Poca palestra la región vacía
De tanta invidia era,
Mientras, desenlazado la cimera,
Restituyen el día
A un girifalte, boreal arpía,
Que, despreciando la mentida nube,
A luz más cierta sube,
Cénit ya de la turba fugitiva.
Auxilïar taladra el aire luego
Un duro sacre, en globos no de fuego,
En oblicuos sí engaños
Mintiendo remisión a las que huyen,
Si la distancia es mucha:
Griego al fin. Una en tanto, que de arriba
Descendió fulminada en poco humo,
Apenas el latón segundo escucha,
Que del inferïor peligro al sumo
Apela, entre los trópicos grifaños
Que su eclíptica incluyen,
Repitiendo confusa
Lo que tímida excusa.
Breve esfera de viento,
Negra circunvestida piel, al duro
Alterno impulso de valientes palas,
La avecilla parece,
En el de muros líquidos que ofrece
Corredor el diáfano elemento
Al gémino rigor, en cuyas alas
Su vista libra toda el extranjero.
Tirano el sacre de lo menos puro
Desta primer región, sañudo espera
La desplumada ya, la breve esfera,
Que, a un bote corvo del fatal acero,
Dejó al viento, si no restituido,
Heredado en el último graznido.
Destos pendientes agradables casos
Vencida se apeó la vista apenas,
Que del batel, cosido con la playa,
Cuantos da la cansada turba pasos,
Tantos en las arenas
El remo perezosamente raya,
A la solicitud de una atalaya
Atento, a quien doctrina ya cetrera
Llamó catarribera.
Ruda en esto política, agregados
Tan mal ofrece como construidos
Bucólicos albergues, si no flacas
Piscatorias barracas,
Que pacen campos, que penetran senos,
De las ondas no menos
Aquéllos perdonados
Que de la tierra éstos admitidos.
Pollos, si de las propias no vestidos,
De las maternas plumas abrigados,
Vecinos eran destas alquerías,
Mientras ocupan a sus naturales,
Glauco en las aguas, y en las hierbas Pales.

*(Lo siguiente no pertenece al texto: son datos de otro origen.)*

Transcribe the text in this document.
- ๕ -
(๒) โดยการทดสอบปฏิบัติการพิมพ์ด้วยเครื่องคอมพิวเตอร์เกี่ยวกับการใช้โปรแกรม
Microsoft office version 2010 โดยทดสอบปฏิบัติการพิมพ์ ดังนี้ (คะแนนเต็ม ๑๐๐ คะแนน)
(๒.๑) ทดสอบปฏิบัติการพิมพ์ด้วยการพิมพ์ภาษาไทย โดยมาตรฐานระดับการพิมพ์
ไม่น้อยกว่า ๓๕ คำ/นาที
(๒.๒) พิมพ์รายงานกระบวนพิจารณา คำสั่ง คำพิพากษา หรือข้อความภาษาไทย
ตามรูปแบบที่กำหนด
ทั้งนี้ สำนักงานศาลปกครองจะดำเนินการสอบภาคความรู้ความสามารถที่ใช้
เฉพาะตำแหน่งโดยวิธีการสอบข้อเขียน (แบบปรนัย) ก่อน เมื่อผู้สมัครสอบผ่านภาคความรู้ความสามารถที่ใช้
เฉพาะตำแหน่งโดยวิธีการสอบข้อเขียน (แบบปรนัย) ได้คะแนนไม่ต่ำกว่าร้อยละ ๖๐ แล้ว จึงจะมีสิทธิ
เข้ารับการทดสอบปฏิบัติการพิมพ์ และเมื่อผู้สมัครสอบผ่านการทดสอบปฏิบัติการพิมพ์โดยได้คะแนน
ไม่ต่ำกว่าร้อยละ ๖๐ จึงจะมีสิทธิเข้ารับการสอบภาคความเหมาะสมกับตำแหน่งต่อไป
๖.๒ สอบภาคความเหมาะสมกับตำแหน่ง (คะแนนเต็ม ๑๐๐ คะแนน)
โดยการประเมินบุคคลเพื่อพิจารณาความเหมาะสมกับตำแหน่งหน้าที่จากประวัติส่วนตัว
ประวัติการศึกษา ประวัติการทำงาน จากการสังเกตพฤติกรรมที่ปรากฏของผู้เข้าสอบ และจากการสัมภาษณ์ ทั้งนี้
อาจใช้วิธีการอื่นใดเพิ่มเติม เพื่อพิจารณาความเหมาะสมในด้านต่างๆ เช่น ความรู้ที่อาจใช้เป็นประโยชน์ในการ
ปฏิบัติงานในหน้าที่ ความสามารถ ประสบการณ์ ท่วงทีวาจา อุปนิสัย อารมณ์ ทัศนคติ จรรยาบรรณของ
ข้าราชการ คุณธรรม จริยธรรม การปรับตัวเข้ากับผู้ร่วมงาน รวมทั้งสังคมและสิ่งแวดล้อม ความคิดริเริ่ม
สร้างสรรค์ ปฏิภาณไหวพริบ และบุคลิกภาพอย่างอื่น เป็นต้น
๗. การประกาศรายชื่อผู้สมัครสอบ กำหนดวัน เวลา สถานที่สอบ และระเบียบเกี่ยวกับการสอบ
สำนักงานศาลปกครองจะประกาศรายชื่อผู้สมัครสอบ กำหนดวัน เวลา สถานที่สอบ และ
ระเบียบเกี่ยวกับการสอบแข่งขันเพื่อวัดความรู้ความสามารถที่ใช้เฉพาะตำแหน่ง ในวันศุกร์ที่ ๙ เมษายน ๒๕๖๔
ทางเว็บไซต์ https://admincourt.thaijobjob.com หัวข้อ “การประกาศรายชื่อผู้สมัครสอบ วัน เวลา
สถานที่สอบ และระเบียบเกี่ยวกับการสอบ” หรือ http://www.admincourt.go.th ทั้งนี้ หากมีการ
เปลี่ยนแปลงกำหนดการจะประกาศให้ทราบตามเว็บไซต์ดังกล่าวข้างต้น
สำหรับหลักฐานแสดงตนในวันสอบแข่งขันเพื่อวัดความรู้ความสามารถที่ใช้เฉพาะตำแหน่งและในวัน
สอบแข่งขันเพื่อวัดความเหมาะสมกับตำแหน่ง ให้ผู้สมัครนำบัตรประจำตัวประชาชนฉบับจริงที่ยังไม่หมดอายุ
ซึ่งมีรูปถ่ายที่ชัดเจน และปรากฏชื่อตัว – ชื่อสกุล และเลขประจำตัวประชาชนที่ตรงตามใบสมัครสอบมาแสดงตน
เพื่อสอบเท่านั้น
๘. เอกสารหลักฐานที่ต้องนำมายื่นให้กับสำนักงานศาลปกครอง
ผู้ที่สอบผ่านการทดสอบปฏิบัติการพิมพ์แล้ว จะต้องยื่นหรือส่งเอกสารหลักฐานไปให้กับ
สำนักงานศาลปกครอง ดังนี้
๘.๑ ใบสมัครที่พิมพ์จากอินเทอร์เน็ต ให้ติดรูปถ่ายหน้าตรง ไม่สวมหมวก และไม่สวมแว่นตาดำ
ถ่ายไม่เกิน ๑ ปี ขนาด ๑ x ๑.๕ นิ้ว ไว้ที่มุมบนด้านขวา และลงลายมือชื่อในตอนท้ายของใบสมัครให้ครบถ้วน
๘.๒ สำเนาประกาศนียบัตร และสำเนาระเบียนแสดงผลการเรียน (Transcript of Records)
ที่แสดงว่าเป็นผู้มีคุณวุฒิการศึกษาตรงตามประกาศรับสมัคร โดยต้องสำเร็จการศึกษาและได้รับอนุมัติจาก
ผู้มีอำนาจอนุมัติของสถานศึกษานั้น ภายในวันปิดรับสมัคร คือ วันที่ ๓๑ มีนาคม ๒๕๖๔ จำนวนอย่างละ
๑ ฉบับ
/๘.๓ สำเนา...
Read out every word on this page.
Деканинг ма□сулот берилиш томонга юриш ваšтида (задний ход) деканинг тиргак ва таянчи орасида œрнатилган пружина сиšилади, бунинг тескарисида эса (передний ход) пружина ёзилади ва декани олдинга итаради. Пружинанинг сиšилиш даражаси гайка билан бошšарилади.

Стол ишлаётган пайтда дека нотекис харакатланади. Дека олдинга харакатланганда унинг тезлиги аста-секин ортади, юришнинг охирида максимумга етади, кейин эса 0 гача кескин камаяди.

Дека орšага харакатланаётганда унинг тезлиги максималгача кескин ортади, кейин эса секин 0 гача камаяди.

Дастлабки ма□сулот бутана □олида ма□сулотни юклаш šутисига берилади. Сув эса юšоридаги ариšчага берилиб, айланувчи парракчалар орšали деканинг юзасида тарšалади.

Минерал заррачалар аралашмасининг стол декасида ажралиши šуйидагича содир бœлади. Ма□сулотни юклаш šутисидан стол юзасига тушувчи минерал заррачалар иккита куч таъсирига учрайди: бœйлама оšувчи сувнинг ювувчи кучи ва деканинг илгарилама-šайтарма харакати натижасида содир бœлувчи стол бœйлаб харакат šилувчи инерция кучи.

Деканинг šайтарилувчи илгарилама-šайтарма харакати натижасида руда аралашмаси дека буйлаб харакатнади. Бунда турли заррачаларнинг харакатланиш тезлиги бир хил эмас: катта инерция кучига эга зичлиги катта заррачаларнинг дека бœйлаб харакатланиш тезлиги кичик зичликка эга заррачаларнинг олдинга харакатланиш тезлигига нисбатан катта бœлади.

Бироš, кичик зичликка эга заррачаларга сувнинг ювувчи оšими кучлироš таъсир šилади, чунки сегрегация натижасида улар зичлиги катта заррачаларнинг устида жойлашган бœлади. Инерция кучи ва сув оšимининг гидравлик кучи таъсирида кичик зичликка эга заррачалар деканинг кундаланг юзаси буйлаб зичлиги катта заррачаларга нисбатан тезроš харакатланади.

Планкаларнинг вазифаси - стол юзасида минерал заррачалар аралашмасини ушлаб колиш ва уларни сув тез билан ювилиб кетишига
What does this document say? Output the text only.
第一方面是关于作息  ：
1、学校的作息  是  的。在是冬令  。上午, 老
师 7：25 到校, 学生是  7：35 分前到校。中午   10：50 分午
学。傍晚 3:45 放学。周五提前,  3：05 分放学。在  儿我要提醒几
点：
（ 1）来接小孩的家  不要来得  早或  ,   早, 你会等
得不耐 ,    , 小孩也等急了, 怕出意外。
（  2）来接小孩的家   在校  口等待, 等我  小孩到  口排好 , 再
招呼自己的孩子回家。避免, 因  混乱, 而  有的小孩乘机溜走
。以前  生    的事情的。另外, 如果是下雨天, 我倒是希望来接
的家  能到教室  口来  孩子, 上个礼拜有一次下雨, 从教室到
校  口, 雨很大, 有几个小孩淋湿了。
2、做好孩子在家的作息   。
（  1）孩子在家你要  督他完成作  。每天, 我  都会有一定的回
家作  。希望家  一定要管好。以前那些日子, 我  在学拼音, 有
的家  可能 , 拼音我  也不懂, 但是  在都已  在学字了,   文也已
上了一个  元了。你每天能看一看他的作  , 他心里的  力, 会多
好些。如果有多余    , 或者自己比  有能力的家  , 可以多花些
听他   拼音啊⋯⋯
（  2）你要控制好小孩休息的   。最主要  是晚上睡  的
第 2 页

¡Oh cuántas cometer piraterías
Un corsario intentó y otro volante
-Uno y otro rapaz digo milano-,
Bien que todas en vano,
Contra la infantería, que pïante
En su madre se esconde, donde halla
Voz que es trompeta, pluma que es muralla.
A media rienda en tanto el anhelante
Caballo -que el ardiente sudor niega
En cuantas le densó nieblas su aliento-
A los indignos de ser muros llega
Céspedes, de las ovas mal atados.
Aunque ociosos, no menos fatigados,
Quejándose venían sobre el guante
Los raudos torbellinos de Noruega.
Con sordo luego estrépito despliega
-Injuria de la luz, horror del viento-
Sus alas el testigo que en prolija
Desconfianza a la sicana diosa
Dejó sin dulce hija
Y a la estigia deidad con bella esposa.